Well that’s a nice perk of the job.
It wasn’t so long after I started my job as national media director at homeless running nonprofit Back on My Feet that I was presented with what would be a rewarding opportunity. Not so long at all after I first started talking about how traditional marketing was just a small part of what I thought mission-orientated nonprofits should be chasing for audience building.
Not a month into the job I heard that HCI — the publishing house that hit a home run(s) with the Chicken Soup for the Soul book series that reigned commercially successful, if critically panned, for 15 years — was finalizing Ultimate Runner, the latest edition of its newest anthology series, and had an opening.
I was working for a running-involved organization with compelling stories and came from a writing background. I also had been blabbing about how we needed to involve ourselves heavily in content creation. This sounded like something to chase.
After clearing the legal hurdles of rights, I had our programming staff connect me with one of Back on My Feet’s many successful alumni, spoke to him for a couple hours and poured over a profile, integrated with our organization’s founding story, over a weekend.
For privacy reasons, we decided to change the name of the member I profiled. As a nod to an old friend who has long encouraged my writing, I dubbed the member ‘Matthew.’
I submitted the piece and, a couple weeks later, had an accepted 1,500-word feature in an anthologized book released by a major publisher.
Below, I share a tease, but you’ll have to buy the book to get the whole story, among many others. Grab a copy at Amazon or Barnes and Noble or direct from the publisher.
Matthew used to break a lot of promises.
He’d lie to girlfriends about why he needed money and why he didn’t pay them back. He’d tell someone he would do something or be somewhere without much intention of ever following through.
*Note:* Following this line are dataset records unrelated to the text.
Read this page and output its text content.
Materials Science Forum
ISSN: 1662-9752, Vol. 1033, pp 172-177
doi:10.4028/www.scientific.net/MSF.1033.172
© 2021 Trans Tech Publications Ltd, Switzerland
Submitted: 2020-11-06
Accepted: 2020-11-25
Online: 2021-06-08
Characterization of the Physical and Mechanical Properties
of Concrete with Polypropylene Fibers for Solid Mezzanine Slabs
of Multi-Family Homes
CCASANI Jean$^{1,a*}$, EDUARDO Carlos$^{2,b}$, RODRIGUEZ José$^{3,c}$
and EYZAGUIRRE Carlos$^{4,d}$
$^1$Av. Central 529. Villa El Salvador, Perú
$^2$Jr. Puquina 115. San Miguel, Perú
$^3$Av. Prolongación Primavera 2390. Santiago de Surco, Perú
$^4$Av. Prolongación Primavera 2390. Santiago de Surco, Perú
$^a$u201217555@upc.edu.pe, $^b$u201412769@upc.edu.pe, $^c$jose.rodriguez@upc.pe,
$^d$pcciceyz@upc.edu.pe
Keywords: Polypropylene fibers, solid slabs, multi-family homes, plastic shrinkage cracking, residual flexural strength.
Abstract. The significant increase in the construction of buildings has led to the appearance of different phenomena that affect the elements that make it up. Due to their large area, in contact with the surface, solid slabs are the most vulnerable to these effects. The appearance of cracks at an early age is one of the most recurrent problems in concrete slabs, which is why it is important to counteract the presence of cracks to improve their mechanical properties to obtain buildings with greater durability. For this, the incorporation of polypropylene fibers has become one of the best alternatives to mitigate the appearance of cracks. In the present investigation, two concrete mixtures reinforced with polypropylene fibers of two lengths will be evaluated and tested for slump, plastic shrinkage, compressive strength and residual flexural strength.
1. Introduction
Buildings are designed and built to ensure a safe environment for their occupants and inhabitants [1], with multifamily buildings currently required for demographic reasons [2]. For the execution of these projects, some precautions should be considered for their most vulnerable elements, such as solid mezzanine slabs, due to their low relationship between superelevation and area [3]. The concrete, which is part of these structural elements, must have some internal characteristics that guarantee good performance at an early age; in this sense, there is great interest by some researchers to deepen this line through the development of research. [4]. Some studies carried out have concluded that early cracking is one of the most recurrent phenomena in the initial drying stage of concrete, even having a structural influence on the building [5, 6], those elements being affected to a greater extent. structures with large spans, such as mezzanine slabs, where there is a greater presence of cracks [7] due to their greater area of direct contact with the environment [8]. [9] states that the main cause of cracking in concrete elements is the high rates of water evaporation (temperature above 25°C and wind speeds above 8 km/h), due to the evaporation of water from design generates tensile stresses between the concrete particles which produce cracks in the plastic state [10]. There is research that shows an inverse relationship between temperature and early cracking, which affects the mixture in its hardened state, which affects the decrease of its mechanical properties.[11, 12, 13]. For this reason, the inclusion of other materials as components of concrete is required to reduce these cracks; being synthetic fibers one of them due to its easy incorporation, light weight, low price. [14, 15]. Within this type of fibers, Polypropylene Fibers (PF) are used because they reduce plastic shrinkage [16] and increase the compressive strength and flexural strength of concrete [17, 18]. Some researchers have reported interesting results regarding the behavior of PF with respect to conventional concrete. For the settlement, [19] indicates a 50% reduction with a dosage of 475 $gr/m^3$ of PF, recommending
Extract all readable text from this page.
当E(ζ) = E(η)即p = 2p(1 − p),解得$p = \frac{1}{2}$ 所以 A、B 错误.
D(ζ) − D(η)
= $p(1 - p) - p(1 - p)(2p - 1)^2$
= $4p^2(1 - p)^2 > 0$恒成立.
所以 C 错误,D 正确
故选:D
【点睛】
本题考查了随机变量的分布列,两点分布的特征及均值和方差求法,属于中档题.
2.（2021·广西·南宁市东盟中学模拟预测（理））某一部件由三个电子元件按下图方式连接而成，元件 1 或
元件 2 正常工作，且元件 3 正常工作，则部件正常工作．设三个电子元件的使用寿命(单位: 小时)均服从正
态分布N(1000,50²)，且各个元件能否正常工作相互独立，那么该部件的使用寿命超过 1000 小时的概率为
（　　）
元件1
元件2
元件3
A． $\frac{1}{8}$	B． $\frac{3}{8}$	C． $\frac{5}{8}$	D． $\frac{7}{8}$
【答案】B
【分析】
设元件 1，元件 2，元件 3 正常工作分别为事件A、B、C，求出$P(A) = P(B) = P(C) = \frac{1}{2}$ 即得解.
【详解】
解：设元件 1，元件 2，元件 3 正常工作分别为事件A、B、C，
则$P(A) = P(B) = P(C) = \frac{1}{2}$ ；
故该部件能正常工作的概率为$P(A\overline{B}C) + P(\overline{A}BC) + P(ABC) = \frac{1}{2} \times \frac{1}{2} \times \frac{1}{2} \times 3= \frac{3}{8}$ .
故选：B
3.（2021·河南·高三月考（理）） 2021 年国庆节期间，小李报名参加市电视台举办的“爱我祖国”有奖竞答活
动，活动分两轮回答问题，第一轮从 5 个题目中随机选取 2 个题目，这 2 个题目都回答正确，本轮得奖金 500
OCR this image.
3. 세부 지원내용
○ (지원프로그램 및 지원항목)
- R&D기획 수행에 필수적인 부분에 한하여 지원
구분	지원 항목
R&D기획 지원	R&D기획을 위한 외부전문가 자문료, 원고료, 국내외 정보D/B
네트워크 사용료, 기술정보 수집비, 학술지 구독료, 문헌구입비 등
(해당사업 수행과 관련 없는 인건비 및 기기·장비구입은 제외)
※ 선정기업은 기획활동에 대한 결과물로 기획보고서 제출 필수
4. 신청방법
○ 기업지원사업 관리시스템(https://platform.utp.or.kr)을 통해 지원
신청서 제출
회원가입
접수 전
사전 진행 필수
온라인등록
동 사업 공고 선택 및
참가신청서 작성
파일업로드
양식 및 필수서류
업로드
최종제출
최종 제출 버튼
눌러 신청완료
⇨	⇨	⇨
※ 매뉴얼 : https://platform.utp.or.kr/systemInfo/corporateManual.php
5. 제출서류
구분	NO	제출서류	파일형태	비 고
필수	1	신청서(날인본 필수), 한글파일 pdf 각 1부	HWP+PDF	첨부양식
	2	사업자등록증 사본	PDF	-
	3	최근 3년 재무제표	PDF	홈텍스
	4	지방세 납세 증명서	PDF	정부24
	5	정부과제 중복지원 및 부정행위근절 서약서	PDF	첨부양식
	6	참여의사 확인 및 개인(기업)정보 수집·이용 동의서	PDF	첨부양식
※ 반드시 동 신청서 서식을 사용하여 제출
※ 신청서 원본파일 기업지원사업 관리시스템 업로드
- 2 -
He’d disappear, stay out for a few nights, and return home with some bogus excuse. He used drugs and sold drugs. He smoked and drank.
Matthew also used to be a runner. In high school and college, he was a sprinter. He was fast.
At some point he stopped running for two decades. Long enough to walk a path few return from, but Matthew did, running all the way back.
In 2007, Anne Mahlum would take long, solitary runs in the early morning twilight of Center City Philadelphia. Every day, she’d run a particular route that would bring her past a group of residents outside a mission. Soon they began to wave to each other and exchange hellos; later they’d share small greetings and the relationship grew.
After one run, she had a moment of clarity…
Read the rest by picking up a copy today. Grab a copy at Amazon or Barnes and Noble or direct from the publisher.
It’s only an anthology, but I’m proud anyway. I can only hope that someday my work will end up with others in a bargain bin inside a neighborhood book store.